Zosia Chustecka writes:
Much of the previous work on the link between cancer and nightshifts has focused on breast cancer . . . The latest report, focusing on ovarian cancer, was published in the April issue of Occupational and Environmental Medicine.
This increase in the risk for ovarian cancer with nightshift work is consistent with, and of similar magnitude to, the risk for breast cancer, say lead author Parveen Bhatti, PhD, and colleagues from the epidemiology program at the Fred Hutchinson Cancer Research Center in Seattle, Washington.
The researchers examined data from a local population-based cancer registry that is part of the Surveillance Epidemiology and End Results (SEER) Program. They identified 1101 women with advanced epithelial ovarian cancer, 389 with borderline disease, and 1832 without ovarian cancer (control group).
The women, who were 35 to 74 years of age, were asked about the hours they worked, and specifically whether they had ever worked the nightshift.
The researchers found that 26.6% of the women with invasive cancer had worked nights at some point, as had 32.4% of those with borderline disease and 22.5% of those in the control group.
In the entire cohort, the median duration of nightshift work was 2.7 to 3.5 years. The most common types of nightshift jobs were in healthcare, food preparation and service, and office and admin support.
I hadn’t known so many people worked night shifts, but I guess these numbers make sense given that they’re asking people whether they’d ever worked nights. I wonder if I’d count? I taught a night class for a couple of semesters. [From comments: No, my evening class wouldn’t count, they define nightshift as “the hours between midnight and 04:00.” In that case, I didn’t realize so many people had worked in such jobs.]
Here’s the punchline:
The researchers conclude that working nights is associated with an increased risk for both invasive ovarian cancer (odds ratio [OR], 1.24, 95% confidence interval [CI], 1.04 – 1.49) and borderline disease (OR, 1.48; 95% CI, 1.15 – 1.90).

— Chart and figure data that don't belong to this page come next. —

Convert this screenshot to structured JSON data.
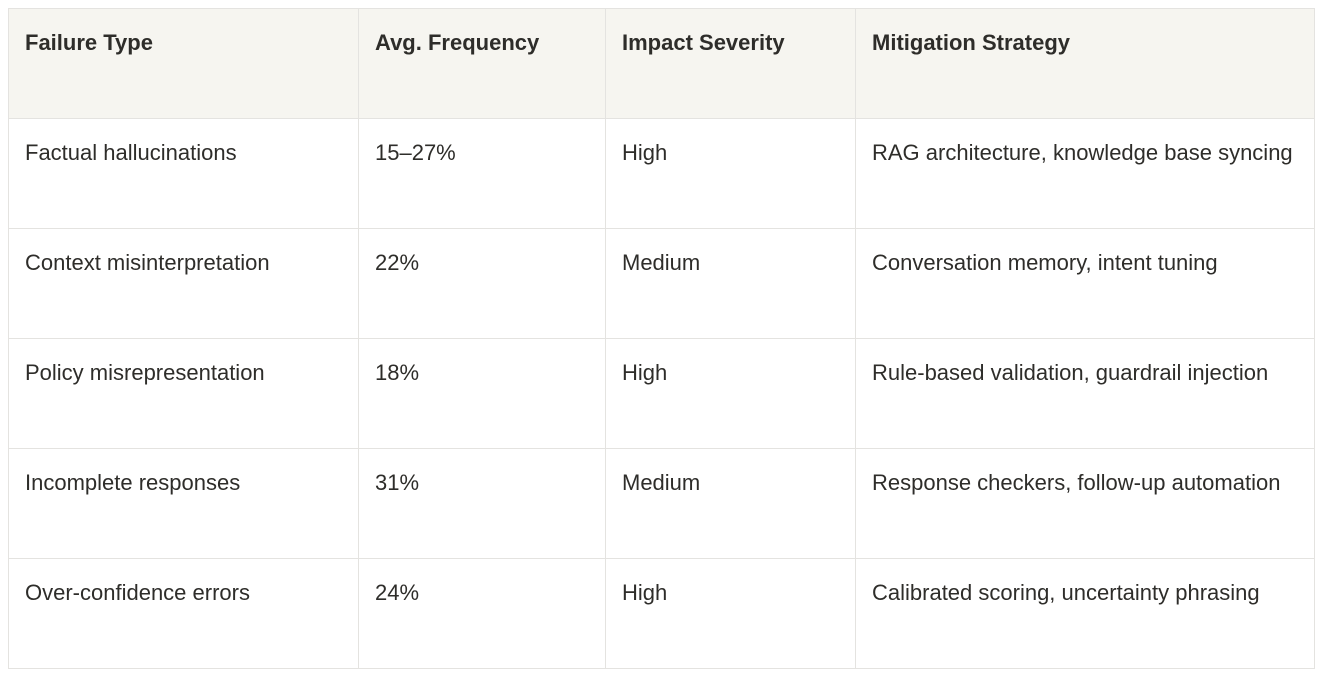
{
  "table": {
    "columns": [
      "Failure Type",
      "Avg. Frequency",
      "Impact Severity",
      "Mitigation Strategy"
    ],
    "rows": [
      [
        "Factual hallucinations",
        "15–27%",
        "High",
        "RAG architecture, knowledge base syncing"
      ],
      [
        "Context misinterpretation",
        "22%",
        "Medium",
        "Conversation memory, intent tuning"
      ],
      [
        "Policy misrepresentation",
        "18%",
        "High",
        "Rule-based validation, guardrail injection"
      ],
      [
        "Incomplete responses",
        "31%",
        "Medium",
        "Response checkers, follow-up automation"
      ],
      [
        "Over-confidence errors",
        "24%",
        "High",
        "Calibrated scoring, uncertainty phrasing"
      ]
    ]
  },
  "colors": {
    "header_bg": "#f6f5f0",
    "border": "#e4e3e0",
    "text": "#2e2d2a",
    "page_bg": "#ffffff"
  }
}
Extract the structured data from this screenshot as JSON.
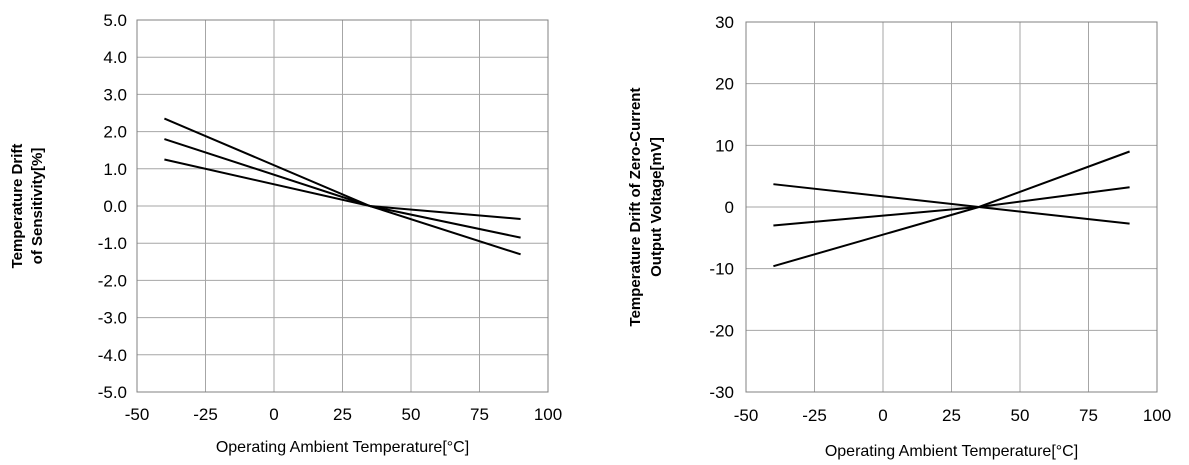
{
  "chart_data": [
    {
      "type": "line",
      "xlabel": "Operating Ambient Temperature[°C]",
      "ylabel": [
        "Temperature Drift",
        "of Sensitivity[%]"
      ],
      "xlim": [
        -50,
        100
      ],
      "ylim": [
        -5,
        5
      ],
      "x_ticks": [
        "-50",
        "-25",
        "0",
        "25",
        "50",
        "75",
        "100"
      ],
      "y_ticks": [
        "5.0",
        "4.0",
        "3.0",
        "2.0",
        "1.0",
        "0.0",
        "-1.0",
        "-2.0",
        "-3.0",
        "-4.0",
        "-5.0"
      ],
      "grid": true,
      "series": [
        {
          "x": [
            -40,
            35,
            90
          ],
          "y": [
            2.35,
            0.0,
            -1.3
          ]
        },
        {
          "x": [
            -40,
            35,
            90
          ],
          "y": [
            1.8,
            0.0,
            -0.85
          ]
        },
        {
          "x": [
            -40,
            35,
            90
          ],
          "y": [
            1.25,
            0.0,
            -0.35
          ]
        }
      ]
    },
    {
      "type": "line",
      "xlabel": "Operating Ambient Temperature[°C]",
      "ylabel": [
        "Temperature Drift of Zero-Current",
        "Output Voltage[mV]"
      ],
      "xlim": [
        -50,
        100
      ],
      "ylim": [
        -30,
        30
      ],
      "x_ticks": [
        "-50",
        "-25",
        "0",
        "25",
        "50",
        "75",
        "100"
      ],
      "y_ticks": [
        "30",
        "20",
        "10",
        "0",
        "-10",
        "-20",
        "-30"
      ],
      "grid": true,
      "series": [
        {
          "x": [
            -40,
            35,
            90
          ],
          "y": [
            3.7,
            0.0,
            -2.7
          ]
        },
        {
          "x": [
            -40,
            35,
            90
          ],
          "y": [
            -3.0,
            0.0,
            3.2
          ]
        },
        {
          "x": [
            -40,
            35,
            90
          ],
          "y": [
            -9.6,
            0.0,
            9.0
          ]
        }
      ]
    }
  ]
}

The Bayesian in me suspects the true population odds ratios are on the low end of this range, and the Uri Simonsohn in me is suspicious that the low ends of these confidence intervals are so close to 1.0. Indeed, a look at the statistical analysis section of the article suggests the researchers had various degrees of freedom which could induce small changes in the p-value. I also worry about the sensitivity of their results to their choice of adjustments for pre-treatment variables. They say they did their analysis in Stata, which is fine, but I’m not clear what exactly they did in their adjustments.
This is not to say I think the published findings are wrong. Any particular study is a brick in the wall, it provides some information and future studies can give more.
P.S. I found the above news article via Google after reading this summary which sent me to a not-so-detailed unsigned news report that was not so detailed and had no link to the original study. The unsigned report was attributed to HealthDay: “Daily Health News and Medical News for Licensing & Syndication.” Creepy.